Berlin (epd). Nach dem Urteil des Bundesverfassungsgerichts zur Suizidassistenz nimmt die Diskussion über Konsequenzen im Bundestag und auch in der Ärzteschaft an Fahrt auf. Wenn das Bundesverfassungsgericht feststelle, dass der Staat keine Berechtigung habe, anderen Menschen die Hilfe zur Selbsttötung zu untersagen, "dann können wir das mittelbar in unserer Muster-Berufsordnung, die eine untergesetzliche Norm ist, eigentlich auch nicht", sagte Ärztekammer-Präsident Klaus Reinhardt, dem ARD-Hauptstadtstudio. Denkbar sei, das in der Berufsordnung enthaltene Verbot ersatzlos zu streichen.
Das Bundesverfassungsgericht hatte im Februar im Wesentlichen den Klagen von Sterbehilfeorganisationen, Ärzten und Einzelpersonen recht gegeben, die sich gegen das Verbot organisierter - sogenannter geschäftsmäßiger - Hilfe bei der Selbsttötung richteten. Die Karlsruher Richter erklärten das Gesetz für nichtig und begründeten dies mit dem Recht auf selbstbestimmtes Sterben, das auch Dritten die Assistenz beim Suizid erlaube. Ärzten ist es bislang aber im Standesrecht verboten.
Das Urteil hat auch eine neue Diskussion im Bundestag angestoßen. Dem ARD-Bericht zufolge bereitet eine Abgeordnetengruppe um Katrin Helling-Plahr (FDP) und Karl Lauterbach (SPD) eine Anhörung für Januar vor. Beide stehen für eine liberale Regelung. Lauterbach war 2015 Mitinitiator eines Gesetzentwurfs, der Ärzten die Hilfe bei der Selbsttötung erlauben sollte.

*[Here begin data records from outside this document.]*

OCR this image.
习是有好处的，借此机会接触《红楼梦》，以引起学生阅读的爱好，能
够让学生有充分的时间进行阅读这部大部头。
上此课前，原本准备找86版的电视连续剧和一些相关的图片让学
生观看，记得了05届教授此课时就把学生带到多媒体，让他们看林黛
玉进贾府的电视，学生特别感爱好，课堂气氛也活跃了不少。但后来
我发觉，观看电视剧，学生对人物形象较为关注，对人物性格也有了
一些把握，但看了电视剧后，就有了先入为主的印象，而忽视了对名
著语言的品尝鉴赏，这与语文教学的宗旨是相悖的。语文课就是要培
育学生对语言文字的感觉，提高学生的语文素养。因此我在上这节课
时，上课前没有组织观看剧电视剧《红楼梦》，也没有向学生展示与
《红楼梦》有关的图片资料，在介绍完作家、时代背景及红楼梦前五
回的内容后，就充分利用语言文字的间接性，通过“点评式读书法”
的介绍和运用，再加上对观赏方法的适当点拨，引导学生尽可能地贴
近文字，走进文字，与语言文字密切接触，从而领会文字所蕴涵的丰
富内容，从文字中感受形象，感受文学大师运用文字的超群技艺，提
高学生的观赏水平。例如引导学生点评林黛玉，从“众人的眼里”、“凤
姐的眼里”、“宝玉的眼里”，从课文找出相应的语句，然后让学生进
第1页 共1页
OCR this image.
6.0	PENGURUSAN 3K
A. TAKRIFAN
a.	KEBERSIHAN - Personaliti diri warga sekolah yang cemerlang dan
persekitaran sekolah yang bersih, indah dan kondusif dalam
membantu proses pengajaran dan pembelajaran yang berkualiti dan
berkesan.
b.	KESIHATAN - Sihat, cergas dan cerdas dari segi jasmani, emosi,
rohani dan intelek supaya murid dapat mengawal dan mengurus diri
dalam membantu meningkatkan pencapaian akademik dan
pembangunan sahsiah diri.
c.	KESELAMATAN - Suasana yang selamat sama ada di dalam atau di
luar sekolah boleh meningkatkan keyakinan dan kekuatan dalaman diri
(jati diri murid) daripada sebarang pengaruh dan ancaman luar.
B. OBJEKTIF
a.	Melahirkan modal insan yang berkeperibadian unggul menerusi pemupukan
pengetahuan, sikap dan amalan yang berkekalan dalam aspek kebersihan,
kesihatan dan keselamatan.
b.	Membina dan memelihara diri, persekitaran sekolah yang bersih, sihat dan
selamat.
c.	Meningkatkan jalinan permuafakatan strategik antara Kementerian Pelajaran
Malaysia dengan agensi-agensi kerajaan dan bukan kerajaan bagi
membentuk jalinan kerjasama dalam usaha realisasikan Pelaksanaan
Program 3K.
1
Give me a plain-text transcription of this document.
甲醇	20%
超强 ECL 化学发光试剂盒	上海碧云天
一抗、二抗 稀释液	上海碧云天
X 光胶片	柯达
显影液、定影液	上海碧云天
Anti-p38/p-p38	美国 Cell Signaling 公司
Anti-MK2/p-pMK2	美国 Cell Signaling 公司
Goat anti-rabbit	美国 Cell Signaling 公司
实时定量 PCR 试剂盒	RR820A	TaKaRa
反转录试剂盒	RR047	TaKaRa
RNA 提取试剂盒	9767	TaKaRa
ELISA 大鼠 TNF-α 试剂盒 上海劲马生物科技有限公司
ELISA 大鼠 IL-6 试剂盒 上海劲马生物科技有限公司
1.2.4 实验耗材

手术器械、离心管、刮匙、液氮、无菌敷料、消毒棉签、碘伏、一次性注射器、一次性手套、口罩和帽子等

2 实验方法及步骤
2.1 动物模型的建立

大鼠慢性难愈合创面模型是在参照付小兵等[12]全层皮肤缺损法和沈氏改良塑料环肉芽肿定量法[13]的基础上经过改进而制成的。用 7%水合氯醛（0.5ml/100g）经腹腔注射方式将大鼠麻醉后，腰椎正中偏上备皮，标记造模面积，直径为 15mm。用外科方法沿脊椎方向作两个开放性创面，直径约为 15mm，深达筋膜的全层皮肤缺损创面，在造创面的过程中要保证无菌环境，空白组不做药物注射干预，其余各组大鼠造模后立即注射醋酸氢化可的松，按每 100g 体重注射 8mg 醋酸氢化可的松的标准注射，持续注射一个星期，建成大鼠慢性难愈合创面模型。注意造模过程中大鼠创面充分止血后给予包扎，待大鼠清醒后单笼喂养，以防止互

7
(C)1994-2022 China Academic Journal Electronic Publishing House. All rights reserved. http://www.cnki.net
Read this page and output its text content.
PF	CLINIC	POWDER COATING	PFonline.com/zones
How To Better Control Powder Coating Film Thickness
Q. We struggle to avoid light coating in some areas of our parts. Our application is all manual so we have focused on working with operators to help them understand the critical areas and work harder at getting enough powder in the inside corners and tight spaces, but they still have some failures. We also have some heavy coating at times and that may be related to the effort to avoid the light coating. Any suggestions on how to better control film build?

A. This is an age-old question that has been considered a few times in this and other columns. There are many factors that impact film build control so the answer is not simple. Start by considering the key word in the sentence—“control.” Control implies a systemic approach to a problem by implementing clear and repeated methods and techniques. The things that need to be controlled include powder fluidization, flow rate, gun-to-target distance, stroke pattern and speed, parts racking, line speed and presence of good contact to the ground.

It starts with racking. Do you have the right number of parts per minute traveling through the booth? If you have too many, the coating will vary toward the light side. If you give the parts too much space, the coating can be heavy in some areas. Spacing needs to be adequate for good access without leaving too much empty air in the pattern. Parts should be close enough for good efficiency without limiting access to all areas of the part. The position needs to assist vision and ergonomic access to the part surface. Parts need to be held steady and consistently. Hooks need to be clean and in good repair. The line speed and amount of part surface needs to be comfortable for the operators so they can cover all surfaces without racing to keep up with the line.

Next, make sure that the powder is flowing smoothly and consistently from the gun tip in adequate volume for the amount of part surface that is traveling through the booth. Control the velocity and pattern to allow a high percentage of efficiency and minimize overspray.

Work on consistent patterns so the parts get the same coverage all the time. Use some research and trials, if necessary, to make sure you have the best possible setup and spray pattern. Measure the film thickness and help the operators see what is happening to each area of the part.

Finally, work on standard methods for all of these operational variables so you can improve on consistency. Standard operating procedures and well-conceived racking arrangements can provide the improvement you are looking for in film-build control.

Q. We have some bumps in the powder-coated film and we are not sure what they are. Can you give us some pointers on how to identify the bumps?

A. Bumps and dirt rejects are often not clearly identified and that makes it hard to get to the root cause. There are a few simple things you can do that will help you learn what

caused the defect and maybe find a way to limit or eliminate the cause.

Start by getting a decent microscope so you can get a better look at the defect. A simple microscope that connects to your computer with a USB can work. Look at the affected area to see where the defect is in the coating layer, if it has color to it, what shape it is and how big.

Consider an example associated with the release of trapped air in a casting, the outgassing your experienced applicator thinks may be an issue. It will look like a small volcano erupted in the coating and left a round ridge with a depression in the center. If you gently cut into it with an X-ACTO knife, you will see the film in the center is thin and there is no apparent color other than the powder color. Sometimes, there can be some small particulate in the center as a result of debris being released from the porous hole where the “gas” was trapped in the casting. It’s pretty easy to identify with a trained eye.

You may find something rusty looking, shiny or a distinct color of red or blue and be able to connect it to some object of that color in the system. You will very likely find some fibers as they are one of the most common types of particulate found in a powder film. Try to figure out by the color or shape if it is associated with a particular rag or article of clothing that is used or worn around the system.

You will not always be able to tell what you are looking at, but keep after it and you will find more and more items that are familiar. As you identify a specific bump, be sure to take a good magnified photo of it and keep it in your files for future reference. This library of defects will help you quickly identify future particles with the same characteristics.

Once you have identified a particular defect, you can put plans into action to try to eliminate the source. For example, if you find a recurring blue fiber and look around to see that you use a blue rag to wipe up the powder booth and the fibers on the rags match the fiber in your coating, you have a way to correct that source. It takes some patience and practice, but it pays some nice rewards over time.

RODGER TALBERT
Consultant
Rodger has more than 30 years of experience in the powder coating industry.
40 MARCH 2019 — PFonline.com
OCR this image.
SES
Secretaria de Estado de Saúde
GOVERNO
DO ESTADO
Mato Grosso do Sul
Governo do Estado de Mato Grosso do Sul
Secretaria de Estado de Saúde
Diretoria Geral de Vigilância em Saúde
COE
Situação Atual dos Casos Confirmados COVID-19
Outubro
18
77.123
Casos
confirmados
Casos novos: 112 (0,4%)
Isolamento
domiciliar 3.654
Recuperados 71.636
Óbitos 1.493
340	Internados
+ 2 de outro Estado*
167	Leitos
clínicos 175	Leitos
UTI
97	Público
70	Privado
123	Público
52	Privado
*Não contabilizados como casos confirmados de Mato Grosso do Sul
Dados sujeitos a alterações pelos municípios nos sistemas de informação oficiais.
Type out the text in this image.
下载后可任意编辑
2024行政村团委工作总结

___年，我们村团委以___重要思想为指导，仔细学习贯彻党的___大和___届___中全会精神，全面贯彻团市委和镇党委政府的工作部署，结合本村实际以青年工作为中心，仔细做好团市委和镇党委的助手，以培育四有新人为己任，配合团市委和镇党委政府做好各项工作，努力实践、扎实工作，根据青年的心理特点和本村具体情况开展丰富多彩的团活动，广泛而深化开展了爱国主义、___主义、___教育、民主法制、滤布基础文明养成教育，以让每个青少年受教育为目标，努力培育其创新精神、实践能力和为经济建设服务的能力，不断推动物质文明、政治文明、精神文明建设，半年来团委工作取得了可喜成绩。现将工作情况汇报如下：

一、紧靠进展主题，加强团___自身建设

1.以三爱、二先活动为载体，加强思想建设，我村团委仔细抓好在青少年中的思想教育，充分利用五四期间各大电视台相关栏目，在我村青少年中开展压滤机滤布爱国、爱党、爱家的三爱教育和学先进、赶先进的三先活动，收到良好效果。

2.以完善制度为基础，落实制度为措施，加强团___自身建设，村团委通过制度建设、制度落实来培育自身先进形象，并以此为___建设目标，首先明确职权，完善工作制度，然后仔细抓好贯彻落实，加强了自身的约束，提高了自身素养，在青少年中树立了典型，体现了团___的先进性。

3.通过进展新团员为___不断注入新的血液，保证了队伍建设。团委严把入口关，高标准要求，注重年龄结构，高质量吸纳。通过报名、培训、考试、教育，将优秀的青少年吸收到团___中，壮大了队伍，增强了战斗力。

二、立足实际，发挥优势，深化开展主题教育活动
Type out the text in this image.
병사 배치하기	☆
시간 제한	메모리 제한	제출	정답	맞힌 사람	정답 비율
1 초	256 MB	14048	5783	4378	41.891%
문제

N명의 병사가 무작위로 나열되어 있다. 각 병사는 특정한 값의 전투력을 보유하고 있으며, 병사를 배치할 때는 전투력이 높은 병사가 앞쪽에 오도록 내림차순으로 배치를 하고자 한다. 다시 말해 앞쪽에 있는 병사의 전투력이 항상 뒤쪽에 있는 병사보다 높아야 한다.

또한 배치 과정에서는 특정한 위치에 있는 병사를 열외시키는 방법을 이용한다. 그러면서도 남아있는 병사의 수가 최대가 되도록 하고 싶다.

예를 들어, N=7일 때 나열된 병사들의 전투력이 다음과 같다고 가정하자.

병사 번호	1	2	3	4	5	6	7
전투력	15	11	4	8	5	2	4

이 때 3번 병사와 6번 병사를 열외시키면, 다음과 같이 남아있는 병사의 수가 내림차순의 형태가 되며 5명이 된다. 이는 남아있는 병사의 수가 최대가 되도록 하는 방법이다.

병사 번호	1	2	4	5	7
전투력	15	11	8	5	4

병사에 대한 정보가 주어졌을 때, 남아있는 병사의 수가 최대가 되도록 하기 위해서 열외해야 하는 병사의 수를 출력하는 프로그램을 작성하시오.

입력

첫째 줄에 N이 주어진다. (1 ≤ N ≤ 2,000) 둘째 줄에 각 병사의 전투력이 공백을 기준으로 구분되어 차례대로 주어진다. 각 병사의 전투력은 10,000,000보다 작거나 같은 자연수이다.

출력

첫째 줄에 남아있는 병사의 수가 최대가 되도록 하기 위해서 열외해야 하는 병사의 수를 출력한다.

"Wir dürfen uns als Gesetzgeber nicht mit unseren vielleicht bestehenden Moralvorstellungen über die Selbstbestimmung von Menschen setzen", sagte Helling-Plahr der ARD. Sie wolle aber absichern, "dass eine Person auch tatsächlich selbst handelt".
Man wolle sicherstellen, dass der Sterbewunsch reiflich überlegt sei, sagte Lauterbach. "Wir werden mit Fristen arbeiten, mit Beratungsgesprächen mit dem Vier-Augen-Prinzip. Es ist ganz klar, dass für solche Sterbehilfe-Aktivitäten nicht geworben werden darf, dass das nicht kommerziell angeboten werden darf", erklärte er.
Die Hilfe beim Suizid, bei der beispielsweise einem Sterbewilligen ein tödlich wirkendes Medikament überlassen wird, ist in Deutschland grundsätzlich nicht verboten. Sie ist aber zu unterscheiden von der Tötung auf Verlangen, bei der ein Mittel durch einen Dritten verabreicht wird. Sie ist verboten und wird derzeit auch nicht diskutiert.